18時前に夕食の準備・配膳をしてから、夕食の時間帯は見守りを、食事がすむと後片付けを行います。

20時ごろ~就寝時間の21時前までの時間帯は随時入居者の出迎えや共有スペースでのお茶出しを行い、就寝前の時間も有効活用できるようにサポートし、就寝時間を迎えます。

夜勤がある場合は21時以降定期的に居室の前を見回り、記録の記入や緊急コールに対応します。

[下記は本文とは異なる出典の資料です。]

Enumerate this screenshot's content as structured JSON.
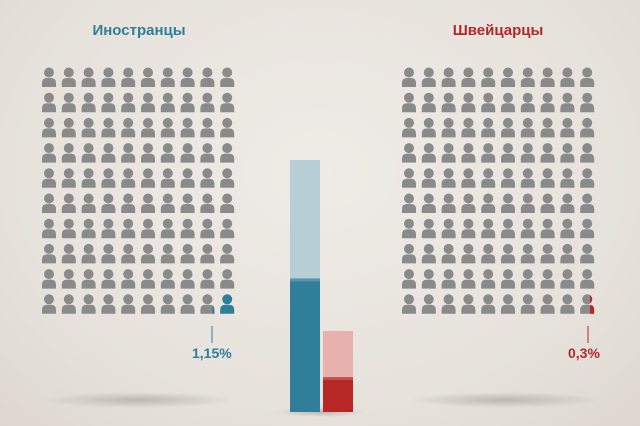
{
  "chart_data": {
    "type": "pictogram-bar",
    "grid": {
      "rows": 10,
      "cols": 10,
      "units": 100
    },
    "series": [
      {
        "name": "Иностранцы",
        "value_label": "1,15%",
        "value": 1.15,
        "color": "#2f7f9b",
        "track_color": "#b7cfd4"
      },
      {
        "name": "Швейцарцы",
        "value_label": "0,3%",
        "value": 0.3,
        "color": "#b52826",
        "track_color": "#e7b2ae"
      }
    ],
    "icon_color": "#8a8a8a",
    "icon": "person-icon"
  }
}
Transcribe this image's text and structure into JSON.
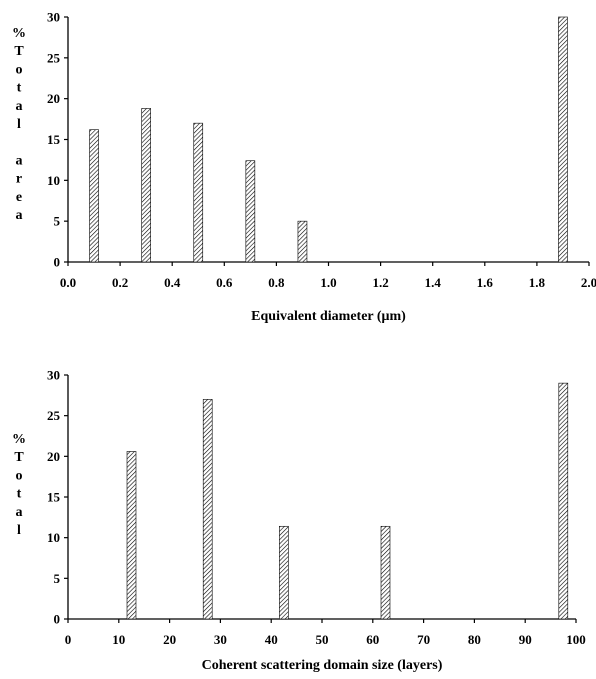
{
  "chart_data": [
    {
      "type": "bar",
      "xlabel": "Equivalent diameter (μm)",
      "ylabel_lines": [
        "%",
        "T",
        "o",
        "t",
        "a",
        "l",
        "",
        "a",
        "r",
        "e",
        "a"
      ],
      "xlim": [
        0.0,
        2.0
      ],
      "ylim": [
        0,
        30
      ],
      "xticks": [
        "0.0",
        "0.2",
        "0.4",
        "0.6",
        "0.8",
        "1.0",
        "1.2",
        "1.4",
        "1.6",
        "1.8",
        "2.0"
      ],
      "yticks": [
        "0",
        "5",
        "10",
        "15",
        "20",
        "25",
        "30"
      ],
      "x": [
        0.1,
        0.3,
        0.5,
        0.7,
        0.9,
        1.9
      ],
      "values": [
        16.2,
        18.8,
        17.0,
        12.4,
        5.0,
        30.0
      ]
    },
    {
      "type": "bar",
      "xlabel": "Coherent scattering domain size (layers)",
      "ylabel_lines": [
        "%",
        "T",
        "o",
        "t",
        "a",
        "l"
      ],
      "xlim": [
        0,
        100
      ],
      "ylim": [
        0,
        30
      ],
      "xticks": [
        "0",
        "10",
        "20",
        "30",
        "40",
        "50",
        "60",
        "70",
        "80",
        "90",
        "100"
      ],
      "yticks": [
        "0",
        "5",
        "10",
        "15",
        "20",
        "25",
        "30"
      ],
      "x": [
        12.5,
        27.5,
        42.5,
        62.5,
        97.5
      ],
      "values": [
        20.6,
        27.0,
        11.4,
        11.4,
        29.0
      ]
    }
  ]
}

サービス付き高齢者向け住宅の介護職に求められるスキル

サービス付き高齢者向け住宅には「一般型」と「介護型」の2種類があり、介護型の住宅では介護士が要介護者などの高齢者に食事・入浴・排泄といった基本的な身体介護を行います。一人ひとりが安全に暮らせるように体調に気を配り、日常的な見守りや声かけも実施します。自宅と変わりなく過ごしてもらうため、介護士には細やかな気配りとケアが求められます。訪問介護形式でサービス付き高齢者向け住宅に勤務する場合は要介護者への介護のみが主要な業務となり、見守りや見回りの必要はありません。

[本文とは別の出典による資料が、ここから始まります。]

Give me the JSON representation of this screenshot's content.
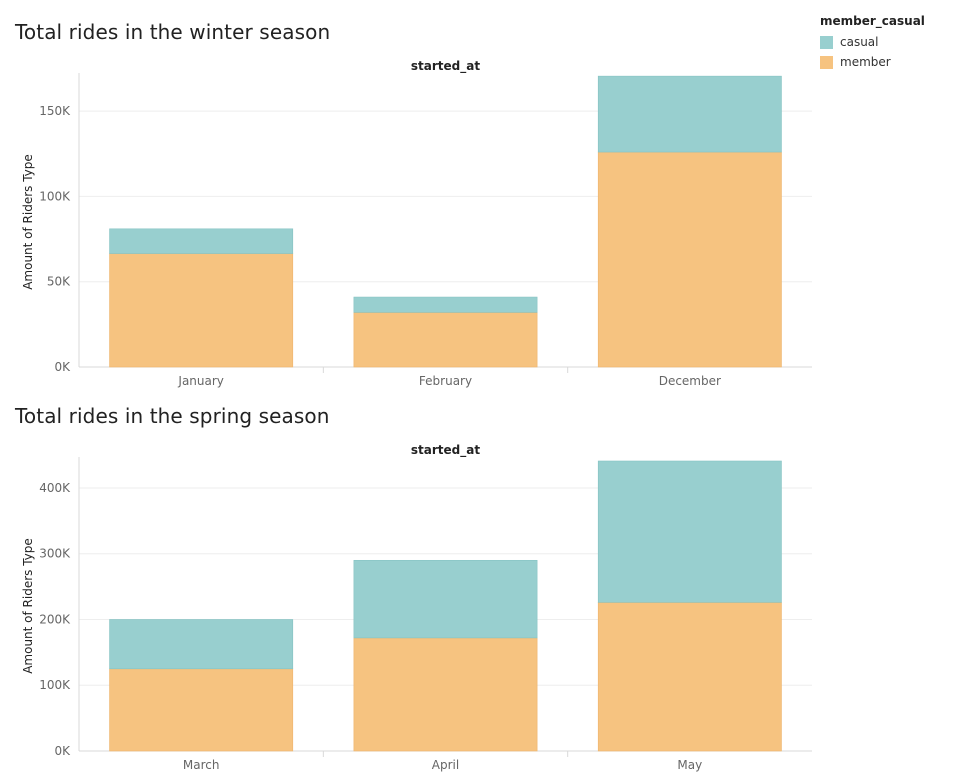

サービス付き高齢者向け住宅で介護スタッフとして働く場合、最低でも「介護職員初任者研修」の資格を求められるケースが多いです。フロント業務(コンシェルジュ)のように直接介護を行わない仕事もありますが、介護スタッフをサポートするという意味で、介護士資格や介護施設での勤務経験をもっている人材が採用されやすい傾向にあります。

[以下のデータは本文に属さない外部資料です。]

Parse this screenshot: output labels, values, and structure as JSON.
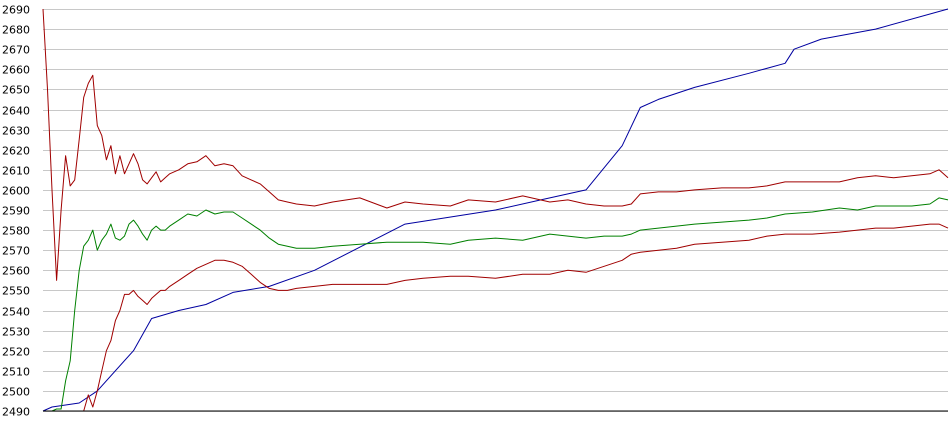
{
  "chart_data": {
    "type": "line",
    "title": "",
    "xlabel": "",
    "ylabel": "",
    "ylim": [
      2490,
      2690
    ],
    "xlim": [
      0,
      100
    ],
    "y_ticks": [
      2490,
      2500,
      2510,
      2520,
      2530,
      2540,
      2550,
      2560,
      2570,
      2580,
      2590,
      2600,
      2610,
      2620,
      2630,
      2640,
      2650,
      2660,
      2670,
      2680,
      2690
    ],
    "grid": true,
    "legend": "none",
    "series": [
      {
        "color": "#0000a0",
        "x": [
          0,
          1,
          4,
          6,
          10,
          12,
          15,
          18,
          21,
          25,
          30,
          40,
          50,
          55,
          60,
          64,
          66,
          68,
          72,
          78,
          82,
          83,
          86,
          92,
          100
        ],
        "y": [
          2490,
          2492,
          2494,
          2500,
          2520,
          2536,
          2540,
          2543,
          2549,
          2552,
          2560,
          2583,
          2590,
          2595,
          2600,
          2622,
          2641,
          2645,
          2651,
          2658,
          2663,
          2670,
          2675,
          2680,
          2690
        ]
      },
      {
        "color": "#a00000",
        "x": [
          0,
          0.5,
          1,
          1.5,
          2,
          2.5,
          3,
          3.5,
          4,
          4.5,
          5,
          5.5,
          6,
          6.5,
          7,
          7.5,
          8,
          8.5,
          9,
          9.5,
          10,
          10.5,
          11,
          11.5,
          12,
          12.5,
          13,
          13.5,
          14,
          15,
          16,
          17,
          18,
          19,
          20,
          21,
          22,
          23,
          24,
          25,
          26,
          27,
          28,
          30,
          32,
          35,
          38,
          40,
          42,
          45,
          47,
          50,
          53,
          56,
          58,
          60,
          62,
          64,
          65,
          66,
          68,
          70,
          72,
          75,
          78,
          80,
          82,
          85,
          88,
          90,
          92,
          94,
          96,
          98,
          99,
          100
        ],
        "y": [
          2690,
          2650,
          2600,
          2555,
          2590,
          2617,
          2602,
          2605,
          2625,
          2646,
          2653,
          2657,
          2632,
          2627,
          2615,
          2622,
          2608,
          2617,
          2608,
          2613,
          2618,
          2613,
          2605,
          2603,
          2606,
          2609,
          2604,
          2606,
          2608,
          2610,
          2613,
          2614,
          2617,
          2612,
          2613,
          2612,
          2607,
          2605,
          2603,
          2599,
          2595,
          2594,
          2593,
          2592,
          2594,
          2596,
          2591,
          2594,
          2593,
          2592,
          2595,
          2594,
          2597,
          2594,
          2595,
          2593,
          2592,
          2592,
          2593,
          2598,
          2599,
          2599,
          2600,
          2601,
          2601,
          2602,
          2604,
          2604,
          2604,
          2606,
          2607,
          2606,
          2607,
          2608,
          2610,
          2606
        ]
      },
      {
        "color": "#008000",
        "x": [
          0,
          1,
          1.5,
          2,
          2.5,
          3,
          3.5,
          4,
          4.5,
          5,
          5.5,
          6,
          6.5,
          7,
          7.5,
          8,
          8.5,
          9,
          9.5,
          10,
          10.5,
          11,
          11.5,
          12,
          12.5,
          13,
          13.5,
          14,
          15,
          16,
          17,
          18,
          19,
          20,
          21,
          22,
          23,
          24,
          25,
          26,
          27,
          28,
          30,
          32,
          35,
          38,
          40,
          42,
          45,
          47,
          50,
          53,
          56,
          58,
          60,
          62,
          64,
          65,
          66,
          68,
          70,
          72,
          75,
          78,
          80,
          82,
          85,
          88,
          90,
          92,
          94,
          96,
          98,
          99,
          100
        ],
        "y": [
          2490,
          2490,
          2491,
          2491,
          2505,
          2515,
          2540,
          2560,
          2572,
          2575,
          2580,
          2570,
          2575,
          2578,
          2583,
          2576,
          2575,
          2577,
          2583,
          2585,
          2582,
          2578,
          2575,
          2580,
          2582,
          2580,
          2580,
          2582,
          2585,
          2588,
          2587,
          2590,
          2588,
          2589,
          2589,
          2586,
          2583,
          2580,
          2576,
          2573,
          2572,
          2571,
          2571,
          2572,
          2573,
          2574,
          2574,
          2574,
          2573,
          2575,
          2576,
          2575,
          2578,
          2577,
          2576,
          2577,
          2577,
          2578,
          2580,
          2581,
          2582,
          2583,
          2584,
          2585,
          2586,
          2588,
          2589,
          2591,
          2590,
          2592,
          2592,
          2592,
          2593,
          2596,
          2595
        ]
      },
      {
        "color": "#a00000",
        "x": [
          0,
          1,
          2,
          3,
          4,
          4.5,
          5,
          5.5,
          6,
          6.5,
          7,
          7.5,
          8,
          8.5,
          9,
          9.5,
          10,
          10.5,
          11,
          11.5,
          12,
          12.5,
          13,
          13.5,
          14,
          15,
          16,
          17,
          18,
          19,
          20,
          21,
          22,
          23,
          24,
          25,
          26,
          27,
          28,
          30,
          32,
          35,
          38,
          40,
          42,
          45,
          47,
          50,
          53,
          56,
          58,
          60,
          62,
          64,
          65,
          66,
          68,
          70,
          72,
          75,
          78,
          80,
          82,
          85,
          88,
          90,
          92,
          94,
          96,
          98,
          99,
          100
        ],
        "y": [
          2490,
          2490,
          2490,
          2490,
          2490,
          2490,
          2498,
          2492,
          2500,
          2510,
          2520,
          2525,
          2535,
          2540,
          2548,
          2548,
          2550,
          2547,
          2545,
          2543,
          2546,
          2548,
          2550,
          2550,
          2552,
          2555,
          2558,
          2561,
          2563,
          2565,
          2565,
          2564,
          2562,
          2558,
          2554,
          2551,
          2550,
          2550,
          2551,
          2552,
          2553,
          2553,
          2553,
          2555,
          2556,
          2557,
          2557,
          2556,
          2558,
          2558,
          2560,
          2559,
          2562,
          2565,
          2568,
          2569,
          2570,
          2571,
          2573,
          2574,
          2575,
          2577,
          2578,
          2578,
          2579,
          2580,
          2581,
          2581,
          2582,
          2583,
          2583,
          2581
        ]
      }
    ]
  }
}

サービス付き高齢者向け住宅で働くにはどんな人が向いている?

サービス付き高齢者向け住宅には、要介護レベルに達していない元気な高齢者も数多く入居しています。よりアットホームな環境であることも多く、入居者と顔見知りになり身内のような感覚で接することができるので、高齢者と接したり話したりするのが好きな方や生活援助に興味関心の高い方に向いています。

 

サービス付き高齢者向け住宅では、元気な高齢者と接する機会が多くあります。コミュニケーションがとりやすく、楽しくスキルアップができる点が魅力的です。また、民間企業が次々に参入していることから職場の数も多く、就職や転職もしやすいというメリットがあります。未経験可の職場もありますので、ぜひ介護士や介護サービスに興味がある方はサービス付き高齢者向け住宅のお仕事を検討してみてください。